水流が細くなり、「そろそろ水を確保しなければ」と考えながら登ると、本流が涸れる地点の右岸に枝沢が申し訳程度に水を落としている。直ぐ上には30mの滝が屹立しており、岩肌が白く乾いているので上流に水は期待出来そうになく、水筒2本に水を詰める。重くなったザックを背負って傾斜の強い滝を登るのは緊張するが、ホールドが多いのに助けられてすんなりと上に抜ける。
滝上の日向の岩に腰を下ろして地下足袋を脱ぎ、山靴に履き替える。ワラジは岳樺に結び付けて遡行の証とする。岳樺の間の涸れ沢を登ると植生は這松となり、間も無く悪沢岳とP3,032m(丸山)の間から落ちているカールの底に出て、西小石岳の尾根を初めて目にして「やっと山頂が近くなった」と心が騒ぐ。這松の濃緑色ではなく高山植物の黄緑色の草地が尾根の上部まで途切れる事無くカールの側壁に続いており、這松漕ぎのアルバイトを強いられる事は無さそうである。丸山付近のたおやかな稜線には登山者の姿が黒く小さく見えている。
緩やかなカールの底をゆっくりと歩いて行くと、それ程古くない赤ペンキが石の上に残っているのを見付けて吃驚する。「西小石岳に通じている古い道が、右手の岳樺の中に在ったのかも知れない」と想像する。しかし、敢えて岳樺と這松の中へ踏み込む気もせず、草付の斜面を忠実に登る。
傾斜はどんどん増し、獣道(カモシカの通り道?)を拾いながら高度を上げる。トリカブトやシオガマ、タカネヤハズハハコ、ウサギギク等の高山植物を愛でながら1時間程で稜線直下に達し、「上の様子を偵察しよう」と空身になって這松帯を横断して登ると、呆気なく尾根の上に出る。高度計は2,915mを示しており、尾根の先を見下ろすと西小石岳と思しき小岩のピークが認められる。改めてザックを担ぎ上げ、尾根の背に腰を下ろして大休止とする。
食料と水を摂り、カメラだけを持って「待望の山頂へ!」と北へ向かって下降する。尾根の西側は概して這松が生えておらず、這松と草地とのコンタクトラインを足取りも軽く歩いて、あまりお目に掛からない高山植物を写真に収めながら楽しく下る。かつての登山道の名残のケルンや赤ペンキが這松の間にポツンポツンと残っている。

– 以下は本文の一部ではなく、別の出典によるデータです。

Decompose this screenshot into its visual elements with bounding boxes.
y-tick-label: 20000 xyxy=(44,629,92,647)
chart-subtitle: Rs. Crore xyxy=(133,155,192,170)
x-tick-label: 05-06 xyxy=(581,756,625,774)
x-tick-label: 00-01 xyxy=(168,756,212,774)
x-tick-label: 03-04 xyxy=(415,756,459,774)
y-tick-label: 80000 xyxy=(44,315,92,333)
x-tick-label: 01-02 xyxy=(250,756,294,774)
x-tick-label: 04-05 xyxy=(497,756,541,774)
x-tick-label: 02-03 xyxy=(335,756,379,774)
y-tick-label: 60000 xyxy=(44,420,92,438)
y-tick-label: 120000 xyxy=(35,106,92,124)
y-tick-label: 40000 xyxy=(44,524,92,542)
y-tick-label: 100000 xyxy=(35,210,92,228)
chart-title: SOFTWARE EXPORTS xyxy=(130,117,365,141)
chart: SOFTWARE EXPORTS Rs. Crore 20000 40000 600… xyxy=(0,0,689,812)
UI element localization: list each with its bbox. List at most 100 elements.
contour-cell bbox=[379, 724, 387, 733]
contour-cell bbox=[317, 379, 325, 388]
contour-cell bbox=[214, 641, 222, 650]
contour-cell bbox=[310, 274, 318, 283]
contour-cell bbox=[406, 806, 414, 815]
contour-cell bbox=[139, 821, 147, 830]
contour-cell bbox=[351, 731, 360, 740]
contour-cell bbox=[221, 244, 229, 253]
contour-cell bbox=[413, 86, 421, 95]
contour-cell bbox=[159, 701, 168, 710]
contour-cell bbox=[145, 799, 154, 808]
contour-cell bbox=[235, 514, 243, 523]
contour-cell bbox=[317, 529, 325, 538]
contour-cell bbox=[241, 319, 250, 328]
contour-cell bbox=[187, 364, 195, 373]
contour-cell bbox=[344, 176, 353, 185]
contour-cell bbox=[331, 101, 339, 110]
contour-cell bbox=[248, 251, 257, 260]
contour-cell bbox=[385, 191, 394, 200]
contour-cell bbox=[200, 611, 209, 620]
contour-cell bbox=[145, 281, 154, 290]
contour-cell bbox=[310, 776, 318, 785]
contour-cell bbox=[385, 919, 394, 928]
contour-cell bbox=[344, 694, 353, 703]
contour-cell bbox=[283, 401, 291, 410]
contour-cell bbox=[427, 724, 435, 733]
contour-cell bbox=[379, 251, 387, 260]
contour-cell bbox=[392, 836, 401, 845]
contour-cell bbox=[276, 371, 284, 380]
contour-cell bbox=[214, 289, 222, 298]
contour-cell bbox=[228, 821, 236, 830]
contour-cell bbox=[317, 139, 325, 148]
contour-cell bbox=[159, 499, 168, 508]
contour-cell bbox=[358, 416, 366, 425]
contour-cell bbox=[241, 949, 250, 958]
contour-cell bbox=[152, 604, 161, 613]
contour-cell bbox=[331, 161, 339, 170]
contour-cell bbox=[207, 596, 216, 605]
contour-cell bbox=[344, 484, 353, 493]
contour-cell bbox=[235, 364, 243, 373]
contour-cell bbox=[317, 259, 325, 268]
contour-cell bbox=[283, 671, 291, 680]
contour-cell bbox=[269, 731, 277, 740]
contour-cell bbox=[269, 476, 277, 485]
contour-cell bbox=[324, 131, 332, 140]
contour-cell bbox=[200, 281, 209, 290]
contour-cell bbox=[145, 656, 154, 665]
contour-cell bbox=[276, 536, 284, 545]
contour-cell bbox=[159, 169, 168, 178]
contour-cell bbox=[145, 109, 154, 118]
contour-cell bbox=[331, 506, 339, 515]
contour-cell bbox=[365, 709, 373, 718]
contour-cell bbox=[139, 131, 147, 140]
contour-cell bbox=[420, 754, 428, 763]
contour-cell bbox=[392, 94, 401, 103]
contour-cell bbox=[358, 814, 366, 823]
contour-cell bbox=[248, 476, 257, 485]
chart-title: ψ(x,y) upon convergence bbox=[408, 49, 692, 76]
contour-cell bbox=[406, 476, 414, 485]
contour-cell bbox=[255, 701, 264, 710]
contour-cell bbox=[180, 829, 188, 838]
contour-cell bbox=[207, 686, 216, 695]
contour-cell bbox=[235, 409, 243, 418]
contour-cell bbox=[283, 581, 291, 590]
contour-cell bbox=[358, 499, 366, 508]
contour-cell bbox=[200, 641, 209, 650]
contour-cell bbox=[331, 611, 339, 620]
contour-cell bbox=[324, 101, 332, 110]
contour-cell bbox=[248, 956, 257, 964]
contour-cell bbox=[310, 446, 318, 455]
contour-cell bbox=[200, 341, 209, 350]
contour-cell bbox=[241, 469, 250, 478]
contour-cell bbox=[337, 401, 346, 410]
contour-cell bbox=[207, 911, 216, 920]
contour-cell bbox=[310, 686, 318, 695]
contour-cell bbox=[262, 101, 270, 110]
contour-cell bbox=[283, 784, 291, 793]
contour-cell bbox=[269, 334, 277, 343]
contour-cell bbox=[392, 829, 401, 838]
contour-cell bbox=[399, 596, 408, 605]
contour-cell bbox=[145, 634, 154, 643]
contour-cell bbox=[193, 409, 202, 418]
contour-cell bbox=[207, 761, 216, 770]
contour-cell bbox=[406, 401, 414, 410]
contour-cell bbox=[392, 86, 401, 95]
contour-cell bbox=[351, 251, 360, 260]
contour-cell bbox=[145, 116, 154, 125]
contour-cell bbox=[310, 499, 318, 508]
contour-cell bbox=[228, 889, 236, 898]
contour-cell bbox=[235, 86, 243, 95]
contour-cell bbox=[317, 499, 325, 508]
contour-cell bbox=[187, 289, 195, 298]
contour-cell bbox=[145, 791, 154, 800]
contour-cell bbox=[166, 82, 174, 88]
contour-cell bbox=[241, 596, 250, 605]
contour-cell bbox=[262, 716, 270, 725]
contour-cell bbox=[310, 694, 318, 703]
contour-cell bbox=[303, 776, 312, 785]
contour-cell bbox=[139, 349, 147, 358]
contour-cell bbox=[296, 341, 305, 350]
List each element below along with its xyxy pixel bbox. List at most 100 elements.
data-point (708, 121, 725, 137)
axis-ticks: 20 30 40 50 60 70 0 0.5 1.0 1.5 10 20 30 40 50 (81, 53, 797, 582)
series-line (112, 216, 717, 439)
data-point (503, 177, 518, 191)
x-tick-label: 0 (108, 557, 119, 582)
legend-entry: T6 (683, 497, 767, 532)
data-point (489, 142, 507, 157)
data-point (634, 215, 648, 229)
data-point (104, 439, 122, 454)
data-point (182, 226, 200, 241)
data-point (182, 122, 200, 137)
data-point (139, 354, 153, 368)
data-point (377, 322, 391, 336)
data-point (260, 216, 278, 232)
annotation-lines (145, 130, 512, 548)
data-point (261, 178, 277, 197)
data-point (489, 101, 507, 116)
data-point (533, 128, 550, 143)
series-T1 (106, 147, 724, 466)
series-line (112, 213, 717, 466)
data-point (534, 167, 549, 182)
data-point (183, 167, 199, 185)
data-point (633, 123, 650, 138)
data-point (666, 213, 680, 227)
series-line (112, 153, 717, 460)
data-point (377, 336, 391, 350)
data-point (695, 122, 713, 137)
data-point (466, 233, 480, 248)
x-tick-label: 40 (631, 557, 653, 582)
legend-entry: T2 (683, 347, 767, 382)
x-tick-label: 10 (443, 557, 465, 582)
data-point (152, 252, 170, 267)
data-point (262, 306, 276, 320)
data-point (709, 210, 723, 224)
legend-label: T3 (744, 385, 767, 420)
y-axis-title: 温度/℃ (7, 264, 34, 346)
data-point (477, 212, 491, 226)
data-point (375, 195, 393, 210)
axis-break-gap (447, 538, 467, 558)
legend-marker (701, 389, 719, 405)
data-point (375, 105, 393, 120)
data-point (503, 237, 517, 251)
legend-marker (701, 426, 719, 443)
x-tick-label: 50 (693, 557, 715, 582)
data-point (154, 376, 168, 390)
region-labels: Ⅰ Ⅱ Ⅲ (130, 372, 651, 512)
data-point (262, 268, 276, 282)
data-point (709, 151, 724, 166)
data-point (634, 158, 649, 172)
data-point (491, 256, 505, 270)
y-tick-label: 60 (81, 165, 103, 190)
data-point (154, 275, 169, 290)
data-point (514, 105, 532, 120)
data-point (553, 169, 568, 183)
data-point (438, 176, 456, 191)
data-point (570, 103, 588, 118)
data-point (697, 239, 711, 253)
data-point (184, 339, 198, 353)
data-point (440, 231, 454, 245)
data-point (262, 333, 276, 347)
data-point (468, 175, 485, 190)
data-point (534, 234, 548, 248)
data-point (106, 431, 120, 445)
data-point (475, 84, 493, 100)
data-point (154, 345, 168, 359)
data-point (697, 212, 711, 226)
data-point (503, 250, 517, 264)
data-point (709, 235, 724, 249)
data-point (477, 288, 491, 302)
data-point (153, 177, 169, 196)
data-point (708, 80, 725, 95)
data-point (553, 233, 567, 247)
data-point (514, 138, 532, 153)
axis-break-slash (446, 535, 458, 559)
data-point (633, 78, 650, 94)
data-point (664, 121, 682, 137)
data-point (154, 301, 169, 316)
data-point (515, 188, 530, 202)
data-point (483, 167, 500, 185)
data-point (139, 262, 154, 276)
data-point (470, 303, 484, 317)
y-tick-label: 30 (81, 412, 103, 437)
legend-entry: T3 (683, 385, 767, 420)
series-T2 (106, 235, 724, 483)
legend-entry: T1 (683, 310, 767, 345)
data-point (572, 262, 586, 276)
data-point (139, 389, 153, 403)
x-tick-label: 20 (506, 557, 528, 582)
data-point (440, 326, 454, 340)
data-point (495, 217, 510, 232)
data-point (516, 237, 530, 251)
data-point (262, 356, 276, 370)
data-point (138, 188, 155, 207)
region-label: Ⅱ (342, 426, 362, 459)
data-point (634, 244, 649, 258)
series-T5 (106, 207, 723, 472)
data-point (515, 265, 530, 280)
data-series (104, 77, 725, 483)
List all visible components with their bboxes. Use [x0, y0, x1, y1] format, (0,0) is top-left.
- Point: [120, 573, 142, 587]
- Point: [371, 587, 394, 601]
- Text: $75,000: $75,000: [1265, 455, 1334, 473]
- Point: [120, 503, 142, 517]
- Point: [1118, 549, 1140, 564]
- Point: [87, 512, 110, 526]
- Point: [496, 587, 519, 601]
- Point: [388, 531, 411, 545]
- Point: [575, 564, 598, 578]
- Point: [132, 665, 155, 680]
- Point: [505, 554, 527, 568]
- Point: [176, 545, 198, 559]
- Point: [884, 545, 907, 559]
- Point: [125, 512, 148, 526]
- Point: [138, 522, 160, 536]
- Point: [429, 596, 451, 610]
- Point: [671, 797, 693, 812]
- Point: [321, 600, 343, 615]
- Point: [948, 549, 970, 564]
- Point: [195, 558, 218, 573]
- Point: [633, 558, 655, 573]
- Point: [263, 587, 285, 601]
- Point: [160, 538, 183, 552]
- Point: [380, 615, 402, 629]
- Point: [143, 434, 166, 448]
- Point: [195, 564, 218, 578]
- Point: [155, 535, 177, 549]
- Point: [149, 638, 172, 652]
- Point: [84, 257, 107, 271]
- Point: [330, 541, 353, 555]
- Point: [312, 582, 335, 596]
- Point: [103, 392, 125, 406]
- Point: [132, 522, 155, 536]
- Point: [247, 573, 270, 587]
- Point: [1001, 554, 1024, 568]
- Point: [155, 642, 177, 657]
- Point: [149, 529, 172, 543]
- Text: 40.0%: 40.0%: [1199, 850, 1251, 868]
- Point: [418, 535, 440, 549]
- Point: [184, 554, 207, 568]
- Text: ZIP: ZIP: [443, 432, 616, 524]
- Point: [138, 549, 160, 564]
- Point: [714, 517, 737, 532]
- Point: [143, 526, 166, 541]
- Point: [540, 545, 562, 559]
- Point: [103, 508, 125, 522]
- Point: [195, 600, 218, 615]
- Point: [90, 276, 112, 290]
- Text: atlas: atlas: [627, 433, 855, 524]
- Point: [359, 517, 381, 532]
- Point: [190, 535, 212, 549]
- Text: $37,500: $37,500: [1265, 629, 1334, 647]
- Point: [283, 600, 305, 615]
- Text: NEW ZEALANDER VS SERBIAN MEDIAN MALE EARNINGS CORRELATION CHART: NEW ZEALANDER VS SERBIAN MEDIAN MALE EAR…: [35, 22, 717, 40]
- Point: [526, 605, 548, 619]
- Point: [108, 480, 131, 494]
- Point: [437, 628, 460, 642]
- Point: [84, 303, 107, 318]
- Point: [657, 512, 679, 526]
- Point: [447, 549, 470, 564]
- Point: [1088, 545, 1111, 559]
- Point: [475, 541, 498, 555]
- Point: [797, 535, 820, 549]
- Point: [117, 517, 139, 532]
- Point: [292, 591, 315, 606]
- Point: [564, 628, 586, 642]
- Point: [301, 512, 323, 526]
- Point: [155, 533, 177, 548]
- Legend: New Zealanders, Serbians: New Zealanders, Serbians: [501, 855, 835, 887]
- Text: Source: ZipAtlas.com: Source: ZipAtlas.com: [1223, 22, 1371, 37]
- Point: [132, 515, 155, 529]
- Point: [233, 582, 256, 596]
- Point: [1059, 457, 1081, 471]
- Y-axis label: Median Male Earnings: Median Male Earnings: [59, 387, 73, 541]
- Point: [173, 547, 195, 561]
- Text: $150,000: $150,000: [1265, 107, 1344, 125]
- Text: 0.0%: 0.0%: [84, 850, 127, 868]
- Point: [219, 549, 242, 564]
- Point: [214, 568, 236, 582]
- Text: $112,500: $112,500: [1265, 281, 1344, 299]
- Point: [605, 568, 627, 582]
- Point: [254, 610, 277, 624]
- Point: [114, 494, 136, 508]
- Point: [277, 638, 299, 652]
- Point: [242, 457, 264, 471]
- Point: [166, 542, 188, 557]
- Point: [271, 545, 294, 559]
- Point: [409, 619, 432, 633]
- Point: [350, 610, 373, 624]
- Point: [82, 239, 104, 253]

尾根の段を2つ下り、地形と標高から「西小石岳の山頂だ」と判断して(幾つかの高点を歩き回って)三角点を探すが見付からず、さらに一段下ったピークを探しても発見出来ない。標高は2,820mでぴったりなのに、不思議な事だ。かつて地図に記載されている三角点が存在しなかった事は無いのに。
尾根の先の数十m低い所に小岩の高まりが見えているが、高度計が50m以上もずれた事は無いし、両側へ尾根が派生している地形から言っても山頂に居る事は間違い無いと思うのだが。
一段登り返して這松の上に体を伸ばして横になり、暫くの間休息を楽しむ。5~6mの風があって空気は以外と冷いのだが、這松の枝に埋もれて日向ぼっこをしていると世は正に天国である。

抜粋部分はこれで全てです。